Commodity analysts at Goldman Sachs have detailed a new tactical opportunity for investors, explaining that a supply glut will mean copper will see some significant price pressures in the coming months.
Copper weakness relative to zinc strength has been one of the bank's core views throughout 2016, and that view was renewed Thursday with a fresh call on what it describes as its "metal supply divergence trade."
"Over the next three to six months we believe that copper will continue to underperform zinc, with copper about to hit a wall of supply, while the zinc concentrate market continues to tighten," the team of analysts, led by Jeffrey Currie, said in a note.
The suggested trade is to sell LME copper March 2017 contracts against a half of a unit long position in the LME zinc March 2017 contract, which Goldman Sachs said would offer a potential return of around 18 percent. Its six-month price targets for copper and zinc are $4,200 per ton and $2,500 per ton, respectively.
Three-month copper on the London Metal Exchange slipped on Thursday morning after weak export data from China, with the contract now trading at $4,776 per ton, according to Reuters.
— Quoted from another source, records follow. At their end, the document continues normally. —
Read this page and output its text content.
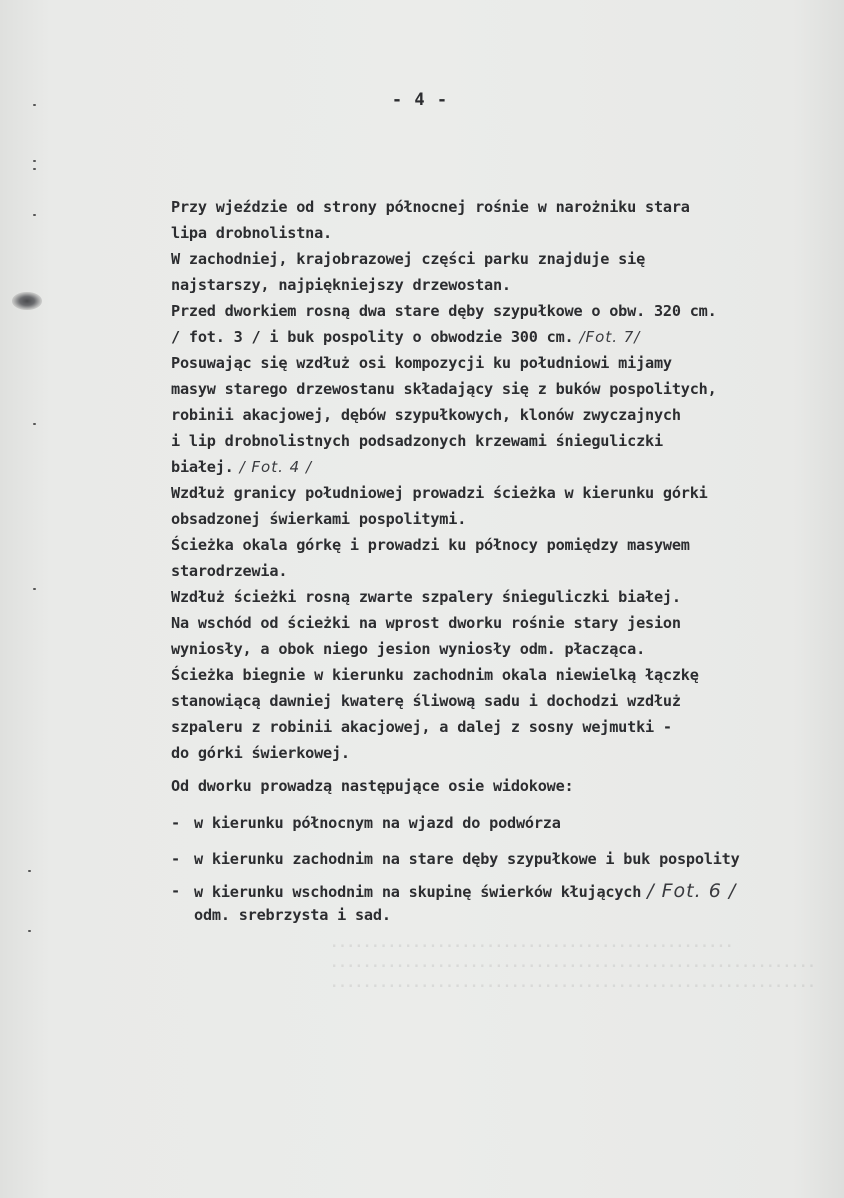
- 4 -
Przy wjeździe od strony północnej rośnie w narożniku stara
lipa drobnolistna.
W zachodniej, krajobrazowej części parku znajduje się
najstarszy, najpiękniejszy drzewostan.
Przed dworkiem rosną dwa stare dęby szypułkowe o obw. 320 cm.
/ fot. 3 / i buk pospolity o obwodzie 300 cm. /Fot. 7/
Posuwając się wzdłuż osi kompozycji ku południowi mijamy
masyw starego drzewostanu składający się z buków pospolitych,
robinii akacjowej, dębów szypułkowych, klonów zwyczajnych
i lip drobnolistnych podsadzonych krzewami śnieguliczki
białej. / Fot. 4 /
Wzdłuż granicy południowej prowadzi ścieżka w kierunku górki
obsadzonej świerkami pospolitymi.
Ścieżka okala górkę i prowadzi ku północy pomiędzy masywem
starodrzewia.
Wzdłuż ścieżki rosną zwarte szpalery śnieguliczki białej.
Na wschód od ścieżki na wprost dworku rośnie stary jesion
wyniosły, a obok niego jesion wyniosły odm. płacząca.
Ścieżka biegnie w kierunku zachodnim okala niewielką łączkę
stanowiącą dawniej kwaterę śliwową sadu i dochodzi wzdłuż
szpaleru z robinii akacjowej, a dalej z sosny wejmutki -
do górki świerkowej.
Od dworku prowadzą następujące osie widokowe:
- w kierunku północnym na wjazd do podwórza
- w kierunku zachodnim na stare dęby szypułkowe i buk pospolity
- w kierunku wschodnim na skupinę świerków kłujących / Fot. 6 /
odm. srebrzysta i sad.
.................................................
...........................................................
...........................................................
It recently reached a two-month high of 4,889 per ton at the end of September.
"In copper, we expect the main catalyst for the downside will be accelerating oversupply, but we are also conscious that we are entering a weak seasonal period for demand during which period inventories tend to build and prices often come under pressure," the team added.
"In zinc, the catalyst for further upside is that we expect a further substantial tightening of the concentrate market over the winter, which should result in zinc smelter production curtailments in China."